Israel Confirms New Prime Minister for First Time in 12 Years
For the first time in more than a decade, Israel will not be led by Benjamin Netanyahu. But his replacement, Naftali Bennett, may not introduce any radical changes to the current Israeli political system.
In a move which many thought to be improbable, Israel’s Parliament, the Knesset, confirmed a new government on Sunday, ending the 12-year rule of Benjamin Netanyahu. During his time as Prime Minister, Netanyahu was a controversial figure, both in Israel and internationally. His term as Prime Minister of the world’s only Jewish state spanned three different US Presidents, with whom he enjoyed varying levels of comfortability and friendship. Now many in Israel are celebrating the foundation of a new government, as they viewed Netanyahu’s as being corrupt and unsustainable. Many in Israel believed that Netanyahu was clinging to power simply to escape judicial prosecution in a criminal corruption case. The former Prime Minister, who lost his right to govern by a vote of 60-59, vowed to come back and further stated that his time in the opposition will be short-lived.

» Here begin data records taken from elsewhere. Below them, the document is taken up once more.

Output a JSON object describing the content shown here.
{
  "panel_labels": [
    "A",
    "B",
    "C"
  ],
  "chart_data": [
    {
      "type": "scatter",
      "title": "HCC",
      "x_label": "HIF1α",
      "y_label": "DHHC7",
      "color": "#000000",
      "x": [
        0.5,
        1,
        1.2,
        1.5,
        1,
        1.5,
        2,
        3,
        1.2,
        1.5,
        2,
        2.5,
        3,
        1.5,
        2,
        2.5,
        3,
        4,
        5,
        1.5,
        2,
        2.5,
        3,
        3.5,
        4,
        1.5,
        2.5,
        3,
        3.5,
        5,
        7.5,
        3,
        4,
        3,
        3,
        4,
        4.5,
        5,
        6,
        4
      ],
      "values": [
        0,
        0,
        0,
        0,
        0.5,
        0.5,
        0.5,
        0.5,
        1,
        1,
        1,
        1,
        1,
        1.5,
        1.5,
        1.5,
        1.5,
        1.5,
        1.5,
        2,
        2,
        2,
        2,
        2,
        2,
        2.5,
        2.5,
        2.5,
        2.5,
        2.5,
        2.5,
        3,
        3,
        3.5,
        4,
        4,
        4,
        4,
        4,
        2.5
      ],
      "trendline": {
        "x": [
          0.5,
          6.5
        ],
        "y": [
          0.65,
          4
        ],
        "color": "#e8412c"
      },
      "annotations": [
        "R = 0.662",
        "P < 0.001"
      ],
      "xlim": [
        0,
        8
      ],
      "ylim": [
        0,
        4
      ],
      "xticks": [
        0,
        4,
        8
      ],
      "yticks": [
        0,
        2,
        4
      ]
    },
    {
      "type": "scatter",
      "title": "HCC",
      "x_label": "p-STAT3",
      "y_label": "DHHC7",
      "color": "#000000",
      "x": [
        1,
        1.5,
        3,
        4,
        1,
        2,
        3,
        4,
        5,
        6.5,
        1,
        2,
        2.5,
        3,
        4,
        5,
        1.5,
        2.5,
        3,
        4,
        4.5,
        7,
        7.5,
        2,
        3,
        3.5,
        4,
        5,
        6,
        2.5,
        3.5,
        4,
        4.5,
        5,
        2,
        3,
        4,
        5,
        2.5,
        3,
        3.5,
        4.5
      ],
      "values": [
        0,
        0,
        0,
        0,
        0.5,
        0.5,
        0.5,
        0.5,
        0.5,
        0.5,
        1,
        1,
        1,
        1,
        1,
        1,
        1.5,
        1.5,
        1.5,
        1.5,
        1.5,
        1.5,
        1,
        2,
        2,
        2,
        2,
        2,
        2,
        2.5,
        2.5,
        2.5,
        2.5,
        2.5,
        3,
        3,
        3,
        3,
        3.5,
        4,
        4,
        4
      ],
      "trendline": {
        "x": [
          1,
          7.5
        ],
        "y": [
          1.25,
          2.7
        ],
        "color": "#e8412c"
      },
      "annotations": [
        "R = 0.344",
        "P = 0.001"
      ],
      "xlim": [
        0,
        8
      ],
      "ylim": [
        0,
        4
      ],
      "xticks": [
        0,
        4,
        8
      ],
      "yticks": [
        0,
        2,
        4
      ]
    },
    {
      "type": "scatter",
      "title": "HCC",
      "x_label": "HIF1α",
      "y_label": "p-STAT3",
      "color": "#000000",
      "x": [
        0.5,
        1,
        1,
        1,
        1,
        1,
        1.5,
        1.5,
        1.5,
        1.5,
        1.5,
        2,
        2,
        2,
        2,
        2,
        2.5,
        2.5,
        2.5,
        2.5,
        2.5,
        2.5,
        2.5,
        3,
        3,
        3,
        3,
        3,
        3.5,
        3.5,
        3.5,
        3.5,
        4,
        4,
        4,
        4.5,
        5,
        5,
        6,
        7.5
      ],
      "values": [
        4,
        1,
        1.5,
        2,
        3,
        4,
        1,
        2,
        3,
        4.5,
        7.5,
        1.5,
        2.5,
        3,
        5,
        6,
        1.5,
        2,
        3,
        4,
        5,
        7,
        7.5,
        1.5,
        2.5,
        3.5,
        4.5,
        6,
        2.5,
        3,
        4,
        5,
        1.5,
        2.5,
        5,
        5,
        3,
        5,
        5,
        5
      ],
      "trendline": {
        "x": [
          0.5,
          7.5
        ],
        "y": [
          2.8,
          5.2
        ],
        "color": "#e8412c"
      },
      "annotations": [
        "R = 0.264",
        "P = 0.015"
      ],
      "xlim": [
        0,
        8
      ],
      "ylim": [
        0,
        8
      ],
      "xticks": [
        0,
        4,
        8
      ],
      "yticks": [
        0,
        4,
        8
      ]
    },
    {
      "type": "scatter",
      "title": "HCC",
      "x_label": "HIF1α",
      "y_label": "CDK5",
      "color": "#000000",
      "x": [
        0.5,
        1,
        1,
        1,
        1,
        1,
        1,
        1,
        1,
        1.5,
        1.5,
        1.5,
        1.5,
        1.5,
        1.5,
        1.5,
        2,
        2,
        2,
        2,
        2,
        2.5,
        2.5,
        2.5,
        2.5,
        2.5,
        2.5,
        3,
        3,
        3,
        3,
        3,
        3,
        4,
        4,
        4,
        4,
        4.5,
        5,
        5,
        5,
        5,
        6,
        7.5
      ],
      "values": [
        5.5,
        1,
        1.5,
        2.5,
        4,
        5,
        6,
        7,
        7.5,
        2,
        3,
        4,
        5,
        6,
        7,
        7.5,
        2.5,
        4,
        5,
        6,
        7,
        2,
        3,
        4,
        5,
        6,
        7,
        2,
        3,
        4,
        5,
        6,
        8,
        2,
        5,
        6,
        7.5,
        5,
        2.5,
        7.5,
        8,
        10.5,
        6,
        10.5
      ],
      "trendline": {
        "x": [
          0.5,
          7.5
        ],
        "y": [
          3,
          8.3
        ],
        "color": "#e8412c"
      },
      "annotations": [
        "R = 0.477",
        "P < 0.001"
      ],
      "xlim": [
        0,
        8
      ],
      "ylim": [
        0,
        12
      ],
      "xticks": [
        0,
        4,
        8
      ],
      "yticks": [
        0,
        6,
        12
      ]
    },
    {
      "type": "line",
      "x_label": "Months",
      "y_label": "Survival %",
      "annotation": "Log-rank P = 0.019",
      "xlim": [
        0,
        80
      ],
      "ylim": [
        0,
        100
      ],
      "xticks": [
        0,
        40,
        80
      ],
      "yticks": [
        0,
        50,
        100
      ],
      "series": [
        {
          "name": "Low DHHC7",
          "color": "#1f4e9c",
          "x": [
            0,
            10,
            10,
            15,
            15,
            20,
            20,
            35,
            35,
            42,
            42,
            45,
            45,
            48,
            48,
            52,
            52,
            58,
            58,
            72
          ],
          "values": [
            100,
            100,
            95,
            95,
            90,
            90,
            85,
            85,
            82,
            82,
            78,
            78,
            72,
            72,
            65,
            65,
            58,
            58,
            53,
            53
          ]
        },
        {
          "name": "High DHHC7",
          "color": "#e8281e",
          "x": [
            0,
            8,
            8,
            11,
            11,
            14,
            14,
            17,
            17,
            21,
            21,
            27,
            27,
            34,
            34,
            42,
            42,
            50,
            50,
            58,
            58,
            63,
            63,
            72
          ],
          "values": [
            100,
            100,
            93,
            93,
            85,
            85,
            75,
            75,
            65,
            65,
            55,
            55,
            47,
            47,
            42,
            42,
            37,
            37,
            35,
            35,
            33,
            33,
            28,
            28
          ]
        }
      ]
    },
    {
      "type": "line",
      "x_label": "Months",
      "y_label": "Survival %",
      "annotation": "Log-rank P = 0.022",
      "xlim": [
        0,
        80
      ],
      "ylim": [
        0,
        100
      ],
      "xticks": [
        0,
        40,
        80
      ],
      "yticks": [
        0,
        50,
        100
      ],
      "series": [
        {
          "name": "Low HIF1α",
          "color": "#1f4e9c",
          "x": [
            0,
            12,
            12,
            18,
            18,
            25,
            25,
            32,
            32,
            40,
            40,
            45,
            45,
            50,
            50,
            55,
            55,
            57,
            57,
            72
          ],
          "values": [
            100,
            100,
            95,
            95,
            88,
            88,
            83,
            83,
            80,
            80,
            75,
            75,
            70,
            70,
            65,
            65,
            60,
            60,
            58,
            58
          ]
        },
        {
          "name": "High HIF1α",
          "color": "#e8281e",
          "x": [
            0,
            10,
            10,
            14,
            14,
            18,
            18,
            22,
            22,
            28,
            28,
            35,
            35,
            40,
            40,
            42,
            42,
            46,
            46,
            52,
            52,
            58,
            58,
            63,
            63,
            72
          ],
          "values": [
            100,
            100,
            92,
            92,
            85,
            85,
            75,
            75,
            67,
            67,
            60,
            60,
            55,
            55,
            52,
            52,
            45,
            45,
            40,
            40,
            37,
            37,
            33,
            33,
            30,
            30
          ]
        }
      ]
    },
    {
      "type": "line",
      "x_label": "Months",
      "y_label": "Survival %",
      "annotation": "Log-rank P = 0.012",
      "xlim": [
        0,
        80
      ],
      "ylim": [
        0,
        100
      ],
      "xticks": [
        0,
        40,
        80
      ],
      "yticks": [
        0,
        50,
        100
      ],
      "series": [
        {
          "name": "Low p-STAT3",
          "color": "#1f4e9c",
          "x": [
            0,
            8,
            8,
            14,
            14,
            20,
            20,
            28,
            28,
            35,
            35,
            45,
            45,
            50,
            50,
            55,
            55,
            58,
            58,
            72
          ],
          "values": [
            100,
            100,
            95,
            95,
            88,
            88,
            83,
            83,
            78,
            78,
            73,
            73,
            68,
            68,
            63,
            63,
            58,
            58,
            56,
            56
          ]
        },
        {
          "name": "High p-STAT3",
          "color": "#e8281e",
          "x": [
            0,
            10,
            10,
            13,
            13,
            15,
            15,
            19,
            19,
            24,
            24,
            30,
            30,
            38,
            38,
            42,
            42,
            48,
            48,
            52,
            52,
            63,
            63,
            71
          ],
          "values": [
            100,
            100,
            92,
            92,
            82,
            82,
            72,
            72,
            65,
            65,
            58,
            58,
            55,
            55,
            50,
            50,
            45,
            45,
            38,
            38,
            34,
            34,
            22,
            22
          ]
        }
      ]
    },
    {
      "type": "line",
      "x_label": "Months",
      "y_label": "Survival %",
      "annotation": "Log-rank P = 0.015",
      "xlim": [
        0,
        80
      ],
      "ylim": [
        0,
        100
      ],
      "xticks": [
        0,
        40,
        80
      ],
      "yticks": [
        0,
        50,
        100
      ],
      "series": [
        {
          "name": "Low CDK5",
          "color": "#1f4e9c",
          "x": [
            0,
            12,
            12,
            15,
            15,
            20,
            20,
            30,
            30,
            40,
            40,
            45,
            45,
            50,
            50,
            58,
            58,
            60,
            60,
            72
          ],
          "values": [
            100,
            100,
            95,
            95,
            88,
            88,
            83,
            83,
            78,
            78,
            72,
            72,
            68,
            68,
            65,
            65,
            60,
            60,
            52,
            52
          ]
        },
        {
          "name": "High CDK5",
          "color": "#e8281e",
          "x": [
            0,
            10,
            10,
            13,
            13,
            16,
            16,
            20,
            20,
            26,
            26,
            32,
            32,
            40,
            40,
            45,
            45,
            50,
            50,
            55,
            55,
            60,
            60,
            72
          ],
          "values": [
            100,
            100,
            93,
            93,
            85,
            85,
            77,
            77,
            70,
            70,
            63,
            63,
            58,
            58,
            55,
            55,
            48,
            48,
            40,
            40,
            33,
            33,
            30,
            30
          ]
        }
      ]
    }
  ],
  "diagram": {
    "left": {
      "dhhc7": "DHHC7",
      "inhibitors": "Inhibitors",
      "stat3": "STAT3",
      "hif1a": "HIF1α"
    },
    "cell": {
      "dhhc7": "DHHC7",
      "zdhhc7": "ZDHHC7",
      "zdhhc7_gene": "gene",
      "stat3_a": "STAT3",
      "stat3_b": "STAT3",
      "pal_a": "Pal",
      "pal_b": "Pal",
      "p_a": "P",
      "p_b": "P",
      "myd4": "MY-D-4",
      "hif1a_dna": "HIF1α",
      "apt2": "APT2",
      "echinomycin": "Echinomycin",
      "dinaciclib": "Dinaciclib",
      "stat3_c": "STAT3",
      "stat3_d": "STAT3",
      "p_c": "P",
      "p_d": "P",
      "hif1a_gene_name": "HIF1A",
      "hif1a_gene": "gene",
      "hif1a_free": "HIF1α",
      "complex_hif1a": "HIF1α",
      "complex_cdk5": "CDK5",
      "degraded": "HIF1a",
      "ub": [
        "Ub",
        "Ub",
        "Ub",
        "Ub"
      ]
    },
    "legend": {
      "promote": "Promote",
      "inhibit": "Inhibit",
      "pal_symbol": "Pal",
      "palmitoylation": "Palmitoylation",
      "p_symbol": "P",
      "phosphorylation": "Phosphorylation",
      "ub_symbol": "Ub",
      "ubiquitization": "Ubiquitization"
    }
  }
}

The man replacing him as Israel’s Prime Minister will be Naftali Bennett, a self-proclaimed nationalist. His government was confirmed after securing an unusual political coalition of center-right parties, nationalist parties, and even Arab parties represented in the Knesset. Mr. Bennet is a 49-year-old millionaire, who previously owned his own tech companies. He is the current leader of the far-right Yamina party, which can be seen as being even more to the right than Mr. Netanyahu’s Likud party. The deal which he struck with other parties to lead him into the post of Prime Minister, saw him agree to leave in 2023 to be replaced with Yair Lapid, a centrist and popular former TV host, according to Reuters. With the Yamina party only having six of 120 seats in the Knesset, the absolute stability of this varied coalition will be essential to keeping the mandate which Prime Minister Bennett now enjoys. During a tense and heated speech before the Knesset, Mr. Bennet thanked Mr. Netanyahu for his “lengthy and achievement-filled service” as he, at the same time, was labelled as a “liar” by loyalists of Mr. Netanyahu.
The coalition which helped to confirm the new government came as a surprise to many, as it included far-right, nationalist, Zionist parties, and Arab parties fighting for more political rights for Arab Israelis. With a margin of a single vote confirming the new government, the fragility of the new ruling coalition has some supporters of the new government worried that it may not last, especially given the deeply partisan nature of Israeli politics. Meanwhile some supporters of the government point to the coalition to prove that Prime Minister Bennett can bring together many different groups of Israelis.
The new government made it clear that a drastic change in foreign or domestic policy will not happen, but did say that they will focus more on domestic issues, including the rollout of the COVID-19 vaccine and growing the post-pandemic economy. This focus will include a proposed new two-year budget for the country. While the government plans to focus on internal matters, it will be hard to ignore the growing anti-Israeli sentiment on the international stage. Enforcing a delicate ceasefire with Hamas in Gaza and keeping good relations with the United States will surely be on the top of the list of Mr. Bennett’s new government. Shortly after the vote in the Knesset was approved, US President Biden called the new Prime Minister to congratulate him on his new position and vowed to “advance security, stability and peace for Israelis, Palestinians and people throughout the broader region.”
As the new Prime Minister sets up his cabinet and the post-Netanyahu era officially begins, many around the world will be watching to see if any drastic changes occur in Israel or if it will remain business as usual under new leadership.